You can also use the deprecated ISAM table type. This will disappear rather soon (probably in MySQL 4.1) because MyISAM is a better implementation of the same thing. ISAM uses a B-tree index. The index is stored in a file with the .ISM extension, and the data is stored in a file with the .ISD extension. You can check/repair ISAM tables with the isamchk utility. See Section 4.4.6.7.

ISAM has the following features/properties:

  • Compressed and fixed-length keys.

  • Fixed and dynamic record length.

  • 16 keys with 16 key parts/key.

  • Max key length 256 (default).

  • Data is stored in machine format; this is fast, but is machine/OS-dependent.

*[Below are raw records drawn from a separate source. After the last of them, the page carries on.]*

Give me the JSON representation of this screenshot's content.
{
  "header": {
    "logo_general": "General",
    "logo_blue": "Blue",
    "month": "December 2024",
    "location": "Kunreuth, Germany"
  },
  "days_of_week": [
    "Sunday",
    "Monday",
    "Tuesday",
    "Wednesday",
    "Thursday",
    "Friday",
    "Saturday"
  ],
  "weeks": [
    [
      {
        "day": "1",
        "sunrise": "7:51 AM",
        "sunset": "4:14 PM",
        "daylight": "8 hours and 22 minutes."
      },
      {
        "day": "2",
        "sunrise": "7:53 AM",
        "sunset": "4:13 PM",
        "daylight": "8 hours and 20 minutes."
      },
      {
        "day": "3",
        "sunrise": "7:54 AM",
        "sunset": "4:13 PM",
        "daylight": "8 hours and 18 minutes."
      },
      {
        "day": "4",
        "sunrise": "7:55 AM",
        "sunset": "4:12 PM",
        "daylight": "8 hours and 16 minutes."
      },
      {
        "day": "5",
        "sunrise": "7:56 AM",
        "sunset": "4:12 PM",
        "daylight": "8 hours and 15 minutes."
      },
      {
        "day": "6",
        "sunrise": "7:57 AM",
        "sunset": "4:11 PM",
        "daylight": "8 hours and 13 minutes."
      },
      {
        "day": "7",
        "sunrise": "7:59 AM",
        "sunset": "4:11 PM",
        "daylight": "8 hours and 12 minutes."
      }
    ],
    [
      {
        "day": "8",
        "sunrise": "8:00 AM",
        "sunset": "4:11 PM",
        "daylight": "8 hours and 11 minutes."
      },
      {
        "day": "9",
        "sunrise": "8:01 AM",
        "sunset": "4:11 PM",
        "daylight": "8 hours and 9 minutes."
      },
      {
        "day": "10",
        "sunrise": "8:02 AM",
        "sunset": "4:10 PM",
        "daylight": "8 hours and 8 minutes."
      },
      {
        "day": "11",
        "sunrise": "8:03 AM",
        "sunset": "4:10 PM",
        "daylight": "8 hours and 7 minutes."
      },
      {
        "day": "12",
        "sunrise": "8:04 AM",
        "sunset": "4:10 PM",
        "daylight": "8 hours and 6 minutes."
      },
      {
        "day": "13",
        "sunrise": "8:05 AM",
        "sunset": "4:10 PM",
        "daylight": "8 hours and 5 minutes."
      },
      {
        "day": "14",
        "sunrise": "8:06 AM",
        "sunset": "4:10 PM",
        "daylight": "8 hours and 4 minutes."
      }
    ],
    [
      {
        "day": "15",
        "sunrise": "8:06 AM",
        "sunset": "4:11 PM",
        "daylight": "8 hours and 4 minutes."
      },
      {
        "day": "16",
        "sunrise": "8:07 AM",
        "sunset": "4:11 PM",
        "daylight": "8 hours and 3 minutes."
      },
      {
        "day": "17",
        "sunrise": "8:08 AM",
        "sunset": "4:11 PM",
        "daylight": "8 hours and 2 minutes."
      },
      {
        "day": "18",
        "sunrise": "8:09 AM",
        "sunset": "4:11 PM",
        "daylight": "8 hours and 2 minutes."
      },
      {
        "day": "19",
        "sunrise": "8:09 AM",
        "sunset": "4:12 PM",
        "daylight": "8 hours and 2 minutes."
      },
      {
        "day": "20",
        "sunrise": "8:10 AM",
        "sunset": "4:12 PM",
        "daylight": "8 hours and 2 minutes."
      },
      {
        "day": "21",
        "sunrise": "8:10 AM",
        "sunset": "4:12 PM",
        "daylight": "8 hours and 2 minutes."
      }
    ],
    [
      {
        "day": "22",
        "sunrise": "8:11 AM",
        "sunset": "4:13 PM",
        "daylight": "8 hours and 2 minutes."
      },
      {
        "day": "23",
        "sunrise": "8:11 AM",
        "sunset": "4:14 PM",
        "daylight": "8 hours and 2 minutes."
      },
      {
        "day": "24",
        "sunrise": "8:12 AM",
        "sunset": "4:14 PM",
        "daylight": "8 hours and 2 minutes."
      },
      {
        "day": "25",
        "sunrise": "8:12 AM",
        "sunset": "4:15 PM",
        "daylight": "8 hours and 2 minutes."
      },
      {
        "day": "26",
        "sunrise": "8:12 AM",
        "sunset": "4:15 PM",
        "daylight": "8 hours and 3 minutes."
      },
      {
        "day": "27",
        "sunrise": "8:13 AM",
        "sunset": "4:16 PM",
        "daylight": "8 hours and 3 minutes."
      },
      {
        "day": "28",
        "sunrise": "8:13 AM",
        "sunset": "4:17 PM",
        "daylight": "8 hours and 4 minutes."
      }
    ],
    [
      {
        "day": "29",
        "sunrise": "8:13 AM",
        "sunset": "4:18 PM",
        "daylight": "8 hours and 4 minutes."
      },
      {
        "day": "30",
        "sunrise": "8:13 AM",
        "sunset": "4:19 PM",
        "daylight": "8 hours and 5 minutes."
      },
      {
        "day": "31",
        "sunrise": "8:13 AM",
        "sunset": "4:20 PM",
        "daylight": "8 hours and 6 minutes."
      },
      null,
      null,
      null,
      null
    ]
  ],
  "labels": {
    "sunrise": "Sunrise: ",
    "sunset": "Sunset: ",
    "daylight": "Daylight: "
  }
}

Most of the things true for MyISAM tables are also true for ISAM tables. See Section 7.1. The major differences compared to MyISAM tables are:

  • ISAM tables are not binary-portable across OS/platforms.

  • Can’t handle tables > 4G.

  • Only support prefix compression on strings.

  • Smaller key limits.

  • Dynamic tables get more fragmented.

  • Tables are compressed with pack_isam rather than with myisampack.

If you want to convert an ISAM table to a MyISAM table so that you can use utilities such as mysqlcheck, use an ALTER TABLE statement:

mysql> ALTER TABLE tbl_name TYPE = MYISAM;

The embedded MySQL versions doesn’t support ISAM tables.